Nadie Mete Orden en las Largas Filas de Contribuyentes
Por Manuel Medina Castro

El miércoles 16 de diciembre, autoridades estatales dieron a conocer por medio de un documento las nuevas medidas para prevenir contagios del COVID-19 en lo que restaba del año 2020 (Foto: Página 24/ Rocío Alvarado)
El miércoles 16 de diciembre, autoridades estatales dieron a conocer por medio de un documento las nuevas medidas para prevenir contagios del COVID-19 en lo que restaba del año 2020.

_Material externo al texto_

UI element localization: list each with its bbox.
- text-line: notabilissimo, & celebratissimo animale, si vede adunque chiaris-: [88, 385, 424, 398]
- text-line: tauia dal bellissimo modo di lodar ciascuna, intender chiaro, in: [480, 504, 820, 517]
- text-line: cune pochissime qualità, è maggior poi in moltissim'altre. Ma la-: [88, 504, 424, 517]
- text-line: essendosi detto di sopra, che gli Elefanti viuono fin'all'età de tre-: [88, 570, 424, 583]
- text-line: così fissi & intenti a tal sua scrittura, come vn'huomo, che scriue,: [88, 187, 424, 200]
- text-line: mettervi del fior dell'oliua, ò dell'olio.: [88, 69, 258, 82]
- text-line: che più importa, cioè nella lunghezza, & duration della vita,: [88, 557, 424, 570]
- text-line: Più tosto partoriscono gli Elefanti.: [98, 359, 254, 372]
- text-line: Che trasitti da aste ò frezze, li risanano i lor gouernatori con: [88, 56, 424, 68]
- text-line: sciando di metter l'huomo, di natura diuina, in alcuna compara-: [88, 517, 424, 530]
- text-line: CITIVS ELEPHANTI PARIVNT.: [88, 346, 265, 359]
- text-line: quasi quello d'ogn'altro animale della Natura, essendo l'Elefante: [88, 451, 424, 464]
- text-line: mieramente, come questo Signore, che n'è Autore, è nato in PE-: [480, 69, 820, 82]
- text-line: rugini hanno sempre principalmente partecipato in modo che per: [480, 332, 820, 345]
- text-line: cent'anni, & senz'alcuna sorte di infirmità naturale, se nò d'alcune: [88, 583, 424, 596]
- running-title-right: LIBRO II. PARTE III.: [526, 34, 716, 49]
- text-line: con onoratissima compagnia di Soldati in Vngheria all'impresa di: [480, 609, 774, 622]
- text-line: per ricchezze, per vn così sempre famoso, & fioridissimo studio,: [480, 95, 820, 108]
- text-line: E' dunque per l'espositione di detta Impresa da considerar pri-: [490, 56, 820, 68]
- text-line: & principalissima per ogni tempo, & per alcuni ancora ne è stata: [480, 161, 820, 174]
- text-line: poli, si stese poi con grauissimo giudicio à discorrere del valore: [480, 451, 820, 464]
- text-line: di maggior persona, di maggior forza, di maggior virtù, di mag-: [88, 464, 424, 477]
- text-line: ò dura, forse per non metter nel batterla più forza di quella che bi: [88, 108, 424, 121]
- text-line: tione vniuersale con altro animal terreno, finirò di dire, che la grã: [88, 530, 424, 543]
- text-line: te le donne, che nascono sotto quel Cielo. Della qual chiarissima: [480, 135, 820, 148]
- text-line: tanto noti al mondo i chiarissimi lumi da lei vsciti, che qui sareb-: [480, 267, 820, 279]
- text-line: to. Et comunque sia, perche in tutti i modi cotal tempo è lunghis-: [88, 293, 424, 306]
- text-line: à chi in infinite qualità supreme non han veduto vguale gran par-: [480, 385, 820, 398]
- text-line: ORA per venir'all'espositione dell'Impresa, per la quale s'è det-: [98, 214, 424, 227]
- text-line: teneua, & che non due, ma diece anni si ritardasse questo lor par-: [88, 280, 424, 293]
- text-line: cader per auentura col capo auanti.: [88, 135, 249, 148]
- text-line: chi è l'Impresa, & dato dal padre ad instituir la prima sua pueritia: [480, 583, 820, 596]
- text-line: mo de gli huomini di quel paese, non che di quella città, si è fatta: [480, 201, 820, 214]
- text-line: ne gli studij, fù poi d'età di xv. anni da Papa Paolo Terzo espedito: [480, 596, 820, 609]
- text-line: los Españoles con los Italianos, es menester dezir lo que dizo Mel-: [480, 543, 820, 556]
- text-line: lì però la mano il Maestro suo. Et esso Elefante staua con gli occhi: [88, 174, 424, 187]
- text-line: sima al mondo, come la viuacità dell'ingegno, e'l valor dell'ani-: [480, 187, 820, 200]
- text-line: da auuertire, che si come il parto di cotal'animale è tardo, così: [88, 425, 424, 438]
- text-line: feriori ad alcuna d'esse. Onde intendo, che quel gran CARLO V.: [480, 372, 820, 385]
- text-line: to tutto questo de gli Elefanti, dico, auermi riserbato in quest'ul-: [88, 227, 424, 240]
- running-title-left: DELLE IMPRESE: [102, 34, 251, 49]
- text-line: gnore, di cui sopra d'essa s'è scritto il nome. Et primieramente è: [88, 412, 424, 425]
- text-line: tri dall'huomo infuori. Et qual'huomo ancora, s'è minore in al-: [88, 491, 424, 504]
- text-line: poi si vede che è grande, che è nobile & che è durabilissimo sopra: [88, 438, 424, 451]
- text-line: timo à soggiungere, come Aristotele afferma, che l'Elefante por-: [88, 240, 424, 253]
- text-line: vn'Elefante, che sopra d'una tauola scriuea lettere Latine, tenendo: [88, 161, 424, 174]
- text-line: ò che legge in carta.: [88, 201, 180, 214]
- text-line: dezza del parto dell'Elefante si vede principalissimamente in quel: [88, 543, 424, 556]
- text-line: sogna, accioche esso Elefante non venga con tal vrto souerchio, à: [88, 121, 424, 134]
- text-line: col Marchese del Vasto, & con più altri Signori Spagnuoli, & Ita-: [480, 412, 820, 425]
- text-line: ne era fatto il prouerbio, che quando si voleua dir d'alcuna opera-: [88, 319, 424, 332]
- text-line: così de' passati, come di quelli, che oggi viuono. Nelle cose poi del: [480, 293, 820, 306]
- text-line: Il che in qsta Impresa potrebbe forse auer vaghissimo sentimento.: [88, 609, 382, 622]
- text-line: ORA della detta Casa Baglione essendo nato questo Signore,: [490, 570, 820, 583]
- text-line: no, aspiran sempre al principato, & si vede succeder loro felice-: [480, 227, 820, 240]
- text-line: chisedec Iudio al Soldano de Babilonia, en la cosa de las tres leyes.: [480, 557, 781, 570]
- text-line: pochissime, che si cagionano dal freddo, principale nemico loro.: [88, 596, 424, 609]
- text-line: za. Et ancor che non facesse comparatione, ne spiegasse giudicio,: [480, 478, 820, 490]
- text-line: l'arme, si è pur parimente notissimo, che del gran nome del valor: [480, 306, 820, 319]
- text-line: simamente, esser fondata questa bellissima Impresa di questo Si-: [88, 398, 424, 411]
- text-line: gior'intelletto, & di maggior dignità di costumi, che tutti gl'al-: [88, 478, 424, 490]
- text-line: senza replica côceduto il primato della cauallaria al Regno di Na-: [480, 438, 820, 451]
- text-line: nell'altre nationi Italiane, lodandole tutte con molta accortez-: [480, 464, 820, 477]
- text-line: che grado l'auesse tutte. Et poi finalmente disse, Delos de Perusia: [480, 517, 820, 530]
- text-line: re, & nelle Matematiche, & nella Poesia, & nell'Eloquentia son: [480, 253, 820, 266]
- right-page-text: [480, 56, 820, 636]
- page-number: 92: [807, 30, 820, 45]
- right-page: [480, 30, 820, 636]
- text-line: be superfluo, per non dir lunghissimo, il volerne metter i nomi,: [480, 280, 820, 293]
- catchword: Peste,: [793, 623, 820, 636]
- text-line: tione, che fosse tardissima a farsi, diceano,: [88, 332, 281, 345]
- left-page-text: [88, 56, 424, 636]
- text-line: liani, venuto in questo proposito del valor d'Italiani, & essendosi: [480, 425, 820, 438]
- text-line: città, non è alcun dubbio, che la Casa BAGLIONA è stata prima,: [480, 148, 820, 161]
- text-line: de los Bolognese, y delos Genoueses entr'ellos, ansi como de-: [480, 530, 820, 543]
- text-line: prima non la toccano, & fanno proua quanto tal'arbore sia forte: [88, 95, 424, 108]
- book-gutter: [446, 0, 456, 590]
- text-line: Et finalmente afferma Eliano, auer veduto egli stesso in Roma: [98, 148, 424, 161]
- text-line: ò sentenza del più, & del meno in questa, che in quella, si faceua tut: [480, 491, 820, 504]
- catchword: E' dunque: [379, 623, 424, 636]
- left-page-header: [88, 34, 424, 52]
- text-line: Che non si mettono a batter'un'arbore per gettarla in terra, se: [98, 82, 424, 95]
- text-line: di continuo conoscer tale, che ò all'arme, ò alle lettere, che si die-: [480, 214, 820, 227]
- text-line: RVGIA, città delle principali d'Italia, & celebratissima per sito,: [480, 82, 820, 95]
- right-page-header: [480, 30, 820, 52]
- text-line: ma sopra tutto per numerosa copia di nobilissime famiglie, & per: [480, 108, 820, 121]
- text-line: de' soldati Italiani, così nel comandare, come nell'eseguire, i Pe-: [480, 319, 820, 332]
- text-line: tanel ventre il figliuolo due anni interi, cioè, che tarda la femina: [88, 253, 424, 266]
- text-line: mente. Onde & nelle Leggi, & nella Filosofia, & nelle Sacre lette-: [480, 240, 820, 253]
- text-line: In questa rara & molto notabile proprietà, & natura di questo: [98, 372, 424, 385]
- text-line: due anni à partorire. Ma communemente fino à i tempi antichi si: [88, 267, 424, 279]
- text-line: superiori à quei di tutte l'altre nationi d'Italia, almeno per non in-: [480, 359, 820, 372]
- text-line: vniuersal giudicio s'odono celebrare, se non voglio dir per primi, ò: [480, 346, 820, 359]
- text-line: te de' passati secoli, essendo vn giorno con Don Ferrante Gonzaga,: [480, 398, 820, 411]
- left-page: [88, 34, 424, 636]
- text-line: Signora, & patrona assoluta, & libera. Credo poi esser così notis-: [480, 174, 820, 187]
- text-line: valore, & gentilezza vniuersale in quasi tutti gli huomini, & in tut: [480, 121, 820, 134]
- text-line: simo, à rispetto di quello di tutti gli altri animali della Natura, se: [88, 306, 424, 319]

Entre las directrices se señala la sana distancia a por lo menos un metro y medio entre cada persona; el uso obligatorio del cubrebocas; la aplicación de gel antibacterial, así como evitar las reuniones y fiestas en espacios cerrados y abiertos, esto en relación a las celebraciones de navidad y año nuevo.
Contempla también la posibilidad de apertura de gimnasios al 35 por ciento de su capacidad y espacios turísticos, recreativos y deportivos al aire libre a un 50 por ciento.
Sin embargo, las medidas promovidas por la administración de Alejandro Tello Cristerna en donde menos se hacen valer es en los espacios gubernamentales, principalmente en los correspondientes al pago de impuestos estatales de la Secretaría de Finanzas (Sefin).
En estos lugares, las filas de personas son muy grandes ya que las y los zacatecanos aprovechan el pago de aguinaldos para liquidar los impuestos.
Esto ocasiona que en las oficinas recaudatorias se concentren grandes cantidades de gente en donde no se respeta la sana distancia ni otros de los lineamientos establecidos por el propio gobierno estatal.
Como ejemplo, un botón: en el módulo instalado en la Dirección de Policía de Seguridad Vial, las filas eran de aproximadamente 200 metros, sin que ninguna autoridad llamara la atención para que se respetara la separación de un metro y medio, aun y cuando la propia Policía Vial y todas las corporaciones están facultadas para hacerlo.
El control de algunas medidas únicamente se verificaba tres metros antes de entrar a las cajas de cobro, donde un funcionario estatal permitía el paso a una persona a la vez, a la que le daba paso hasta que otra se retiraba del lugar.
En el colmo de la incompetencia, en la entrada tenían una botella de gel antibacterial, pero éste no era suministrado a quienes ingresaban, por lo cual nada más estaba de adorno.